By 1998, on the basis of Iraq's own admissions, the world knew that Iraq had VX, a deadly nerve gas; anthrax; bombs fitted with parachutes designed to deliver poison gas or germ payloads; artillery shells filled with mustard gas; aerial bombs filled with germ agents; and missile warheads containing such germ agents as anthrax and botulinum.

Yet Hussein's regime had failed adequately to account for those weapons. Most, it said, had been "secretly" destroyed. But no evidence was offered to support that claim.
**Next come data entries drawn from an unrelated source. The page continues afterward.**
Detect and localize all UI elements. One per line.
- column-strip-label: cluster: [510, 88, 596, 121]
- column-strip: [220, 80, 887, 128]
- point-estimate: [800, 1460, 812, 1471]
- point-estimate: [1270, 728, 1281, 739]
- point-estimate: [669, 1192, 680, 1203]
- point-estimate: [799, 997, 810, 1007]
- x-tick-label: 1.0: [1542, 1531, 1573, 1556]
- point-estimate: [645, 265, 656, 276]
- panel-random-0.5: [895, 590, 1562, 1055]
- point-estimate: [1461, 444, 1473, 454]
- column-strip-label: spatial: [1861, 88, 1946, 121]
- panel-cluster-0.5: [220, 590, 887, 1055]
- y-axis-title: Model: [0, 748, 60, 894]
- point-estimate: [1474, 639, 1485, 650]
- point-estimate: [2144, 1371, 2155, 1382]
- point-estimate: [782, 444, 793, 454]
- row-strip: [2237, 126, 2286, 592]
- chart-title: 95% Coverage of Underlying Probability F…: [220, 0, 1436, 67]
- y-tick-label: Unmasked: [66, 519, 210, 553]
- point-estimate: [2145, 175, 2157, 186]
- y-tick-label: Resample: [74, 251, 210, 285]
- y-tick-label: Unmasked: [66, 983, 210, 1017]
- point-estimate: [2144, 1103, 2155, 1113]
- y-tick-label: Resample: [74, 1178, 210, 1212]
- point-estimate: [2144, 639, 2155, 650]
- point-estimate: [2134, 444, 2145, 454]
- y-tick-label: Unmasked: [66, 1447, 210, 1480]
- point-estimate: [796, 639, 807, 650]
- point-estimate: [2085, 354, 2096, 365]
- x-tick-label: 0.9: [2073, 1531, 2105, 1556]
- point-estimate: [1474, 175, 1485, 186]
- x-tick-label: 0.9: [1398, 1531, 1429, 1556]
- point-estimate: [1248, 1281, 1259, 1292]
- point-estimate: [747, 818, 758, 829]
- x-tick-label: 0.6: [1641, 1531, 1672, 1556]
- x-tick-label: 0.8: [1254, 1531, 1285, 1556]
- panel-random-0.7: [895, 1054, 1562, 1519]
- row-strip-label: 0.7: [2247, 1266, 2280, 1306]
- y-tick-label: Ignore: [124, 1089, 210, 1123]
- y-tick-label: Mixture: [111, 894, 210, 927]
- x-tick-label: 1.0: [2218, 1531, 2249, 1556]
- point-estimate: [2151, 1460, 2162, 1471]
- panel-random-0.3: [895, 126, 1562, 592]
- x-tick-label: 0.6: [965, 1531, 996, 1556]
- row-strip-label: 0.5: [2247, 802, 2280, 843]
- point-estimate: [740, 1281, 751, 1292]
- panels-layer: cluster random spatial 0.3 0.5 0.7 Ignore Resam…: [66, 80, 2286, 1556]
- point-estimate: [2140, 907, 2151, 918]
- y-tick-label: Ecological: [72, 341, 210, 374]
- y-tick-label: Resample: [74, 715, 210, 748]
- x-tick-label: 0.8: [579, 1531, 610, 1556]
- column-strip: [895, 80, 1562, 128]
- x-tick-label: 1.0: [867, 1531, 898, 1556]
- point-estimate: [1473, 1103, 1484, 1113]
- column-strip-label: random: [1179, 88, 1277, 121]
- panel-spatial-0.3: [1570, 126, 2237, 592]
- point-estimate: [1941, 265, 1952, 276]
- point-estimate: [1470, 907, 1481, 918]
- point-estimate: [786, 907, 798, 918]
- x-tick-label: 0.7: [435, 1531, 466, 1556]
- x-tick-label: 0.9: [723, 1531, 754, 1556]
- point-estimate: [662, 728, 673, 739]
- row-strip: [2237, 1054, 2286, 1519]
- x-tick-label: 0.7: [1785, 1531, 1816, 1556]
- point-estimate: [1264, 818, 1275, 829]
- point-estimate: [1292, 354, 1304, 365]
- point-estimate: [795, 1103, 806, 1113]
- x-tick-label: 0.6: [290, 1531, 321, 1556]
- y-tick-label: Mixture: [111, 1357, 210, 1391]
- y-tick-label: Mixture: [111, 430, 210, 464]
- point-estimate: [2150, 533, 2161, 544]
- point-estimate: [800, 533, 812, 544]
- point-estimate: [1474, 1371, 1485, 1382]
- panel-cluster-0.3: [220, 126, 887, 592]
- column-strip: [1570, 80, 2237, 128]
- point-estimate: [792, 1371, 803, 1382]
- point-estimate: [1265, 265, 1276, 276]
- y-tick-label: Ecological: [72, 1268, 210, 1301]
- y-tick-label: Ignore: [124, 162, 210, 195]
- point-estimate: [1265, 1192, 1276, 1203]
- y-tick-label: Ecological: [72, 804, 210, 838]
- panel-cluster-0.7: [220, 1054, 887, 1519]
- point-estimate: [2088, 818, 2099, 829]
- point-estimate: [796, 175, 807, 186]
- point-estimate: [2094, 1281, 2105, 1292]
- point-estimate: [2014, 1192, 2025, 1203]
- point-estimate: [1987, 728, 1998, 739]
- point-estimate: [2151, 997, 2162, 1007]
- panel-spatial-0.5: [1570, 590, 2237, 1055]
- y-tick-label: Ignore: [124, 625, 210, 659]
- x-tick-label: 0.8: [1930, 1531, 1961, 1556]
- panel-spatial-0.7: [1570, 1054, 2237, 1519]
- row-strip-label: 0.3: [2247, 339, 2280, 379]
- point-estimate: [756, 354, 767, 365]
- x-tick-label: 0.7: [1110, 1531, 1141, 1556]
And when Iraq limited the movement of U.N weapons inspectors, refusing a request for full access to the "palaces," the only fair inference was that the regime had something to hide.

President Bill Clinton was prepared to use force. "It is obvious," he said in February 1998, "that there is an attempt here . . . to protect whatever remains of [Hussein's] capacity to produce weapons of mass destruction, the missiles to deliver them, and the feed stocks necessary to produce them. . . . What if he fails to comply and we fail to act, or we take some ambiguous third route, which gives him yet more opportunities to develop . . . weapons of mass destruction?"

Raising the possibility that Saddam Hussein might provide weapons to terrorist groups, Clinton said the Iraqi dictator was a threat to "the safety of his people, the stability of his region and the security of all the rest of us." He warned, "Some day, some way, I guarantee you, he'll use the arsenal."

President Clinton eventually ordered a missile and bombing attack on suspected facilities and stockpiles--after which Hussein closed the door to further inspections. What he did with his weapons programs wasn't and indeed, with the inspectors shut out, couldn't be known.

Four years later, Bush essentially perceived Iraq as the same strategic threat Clinton had. Yet because of September 11, he was determined not to let Saddam Hussein off the hook. Bush worked the United Nations, whose Security Council passed Resolution 1441. The resolution found Iraq in material breach of its obligations and vowed serious consequences if it failed to fully and immediately disarm. But the Security Council, as we know, was unwilling to act.

Nine months later, Hussein's regime overthrown, his two sons dead, and Hussein himself in custody--we still haven't found actual stockpiles of the deadly weapons. Of all people, Hussein should know what happened to his weapons.

Yet whatever weapons eventually are found, there can be no doubt that the world is hugely better off now that Saddam Hussein is in our hands. And that fact makes less credible Dean's anti-war position. For if Dean were president, Hussein wouldn't have become the haggard man we saw pulled from a darkened spider hole over the weekend. He still would be the ruthless dictator of Iraq, and yet we would have no reason to think about him other than the way Clinton did--as a threat to his own people, the Middle East and America. What the capture of Saddam Hussein proves is that the president we have indeed had the will to act.